Now for some reason, not everyone likes cilantro. Some people think it tastes like soap. I am not one of those people. I think cilantro is Om Om flippin delicious. This is the whole reason I decided to try my hand at herb gardening. Unfortunately, my cilantro was a little patchy, a little yellow, a little sad. I'm going to be honest with you, I only used a tad bit of my own cilantro in this recipe, as in like 3-5 leaves. I found a lovely bunch of green organic cilantro at the store last week that I needed to hurry up and use (there's only so much you can garnish!). This is what I did:
If you are a cilantro hater, you can always go halv-zees with fresh baby spinach leaves.

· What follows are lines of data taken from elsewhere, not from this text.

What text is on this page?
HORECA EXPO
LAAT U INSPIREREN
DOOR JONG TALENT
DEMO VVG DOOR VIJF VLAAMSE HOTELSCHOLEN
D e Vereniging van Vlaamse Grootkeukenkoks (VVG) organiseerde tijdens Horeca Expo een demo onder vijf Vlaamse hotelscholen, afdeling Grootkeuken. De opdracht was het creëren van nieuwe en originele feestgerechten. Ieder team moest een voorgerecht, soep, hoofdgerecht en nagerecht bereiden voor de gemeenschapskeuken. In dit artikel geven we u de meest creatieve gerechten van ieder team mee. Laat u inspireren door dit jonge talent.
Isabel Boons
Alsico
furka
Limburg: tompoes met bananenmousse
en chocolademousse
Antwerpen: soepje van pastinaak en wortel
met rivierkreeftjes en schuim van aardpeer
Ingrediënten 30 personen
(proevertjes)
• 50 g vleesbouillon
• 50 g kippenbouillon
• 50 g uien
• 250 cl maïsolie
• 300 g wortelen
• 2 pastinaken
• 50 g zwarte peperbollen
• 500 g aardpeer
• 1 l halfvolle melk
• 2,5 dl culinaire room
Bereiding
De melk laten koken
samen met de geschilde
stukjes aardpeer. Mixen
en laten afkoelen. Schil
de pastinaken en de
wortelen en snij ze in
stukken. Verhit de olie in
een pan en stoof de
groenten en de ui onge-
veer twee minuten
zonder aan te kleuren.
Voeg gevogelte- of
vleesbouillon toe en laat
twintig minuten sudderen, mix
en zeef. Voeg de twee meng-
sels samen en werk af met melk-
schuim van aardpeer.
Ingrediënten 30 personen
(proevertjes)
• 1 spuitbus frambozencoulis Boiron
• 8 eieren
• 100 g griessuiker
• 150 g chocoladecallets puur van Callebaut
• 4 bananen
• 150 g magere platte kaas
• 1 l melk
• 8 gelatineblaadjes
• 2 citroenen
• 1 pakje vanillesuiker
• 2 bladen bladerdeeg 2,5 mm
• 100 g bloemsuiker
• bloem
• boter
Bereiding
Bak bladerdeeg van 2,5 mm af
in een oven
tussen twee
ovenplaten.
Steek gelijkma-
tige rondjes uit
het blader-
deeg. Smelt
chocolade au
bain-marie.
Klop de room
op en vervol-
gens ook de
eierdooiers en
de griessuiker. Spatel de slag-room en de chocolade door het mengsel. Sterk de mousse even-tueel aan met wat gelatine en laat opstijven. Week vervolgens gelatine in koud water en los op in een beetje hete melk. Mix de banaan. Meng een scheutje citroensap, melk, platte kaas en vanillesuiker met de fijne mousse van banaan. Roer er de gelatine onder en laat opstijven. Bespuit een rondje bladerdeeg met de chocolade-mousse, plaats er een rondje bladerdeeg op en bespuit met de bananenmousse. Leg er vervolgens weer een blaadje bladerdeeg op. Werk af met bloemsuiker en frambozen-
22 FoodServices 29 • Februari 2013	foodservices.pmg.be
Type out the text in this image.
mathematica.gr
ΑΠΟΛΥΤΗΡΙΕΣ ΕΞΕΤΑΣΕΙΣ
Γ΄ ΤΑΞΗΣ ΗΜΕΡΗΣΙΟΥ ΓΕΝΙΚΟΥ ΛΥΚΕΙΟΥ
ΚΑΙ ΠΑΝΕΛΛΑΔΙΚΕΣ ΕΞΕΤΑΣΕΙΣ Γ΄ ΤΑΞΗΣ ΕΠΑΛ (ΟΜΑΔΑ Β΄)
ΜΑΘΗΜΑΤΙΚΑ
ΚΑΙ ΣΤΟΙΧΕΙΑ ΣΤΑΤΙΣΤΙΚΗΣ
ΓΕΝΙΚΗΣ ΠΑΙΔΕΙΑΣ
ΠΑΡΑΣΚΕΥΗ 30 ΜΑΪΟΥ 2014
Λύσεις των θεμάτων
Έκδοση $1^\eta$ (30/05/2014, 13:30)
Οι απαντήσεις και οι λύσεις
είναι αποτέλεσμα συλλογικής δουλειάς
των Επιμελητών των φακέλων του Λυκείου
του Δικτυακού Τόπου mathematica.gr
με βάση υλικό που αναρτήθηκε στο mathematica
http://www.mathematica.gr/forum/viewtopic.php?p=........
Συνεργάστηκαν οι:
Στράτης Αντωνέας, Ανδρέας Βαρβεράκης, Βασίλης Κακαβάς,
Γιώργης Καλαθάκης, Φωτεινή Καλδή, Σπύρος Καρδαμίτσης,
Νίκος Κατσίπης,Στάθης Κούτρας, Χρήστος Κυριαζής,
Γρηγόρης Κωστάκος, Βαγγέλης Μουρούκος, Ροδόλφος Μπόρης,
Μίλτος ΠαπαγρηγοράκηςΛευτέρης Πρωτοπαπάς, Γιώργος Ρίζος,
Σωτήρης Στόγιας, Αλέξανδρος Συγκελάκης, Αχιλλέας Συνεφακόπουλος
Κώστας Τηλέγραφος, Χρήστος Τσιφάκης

2 cups pack cilatnro leaves
1/3 cup walnuts
1/3 cup shredded or shaved parmesan cheese
1/3 cup extra virgin olive oil
1 tsp crushed yellow mustard seed
1 clove garlic
Zest of a small orange
Dash of crushed red pepper
Salt & pepper to taste
1. In the bowl of your food processor (a blender will work too), combine all ingredients except olive oil. Pulse a few times. Blend and slowly add the olive oil until you achieve desired texture (you can always add more or less oil, 1/3 cup is just a good start).
That's it! It's so easy. Spread it on a sandwich; put it on eggs; use it as pizza sauce! I cooked whole wheat pasta and some frozen mixed veggies (zucchini, squash, carrots, broccoli, and cauliflower), mixed in some navy beans and stirred in a spoonful of pesto. De-lish.
What do you think about cilantro? Are you a hater? Let me know dear readers!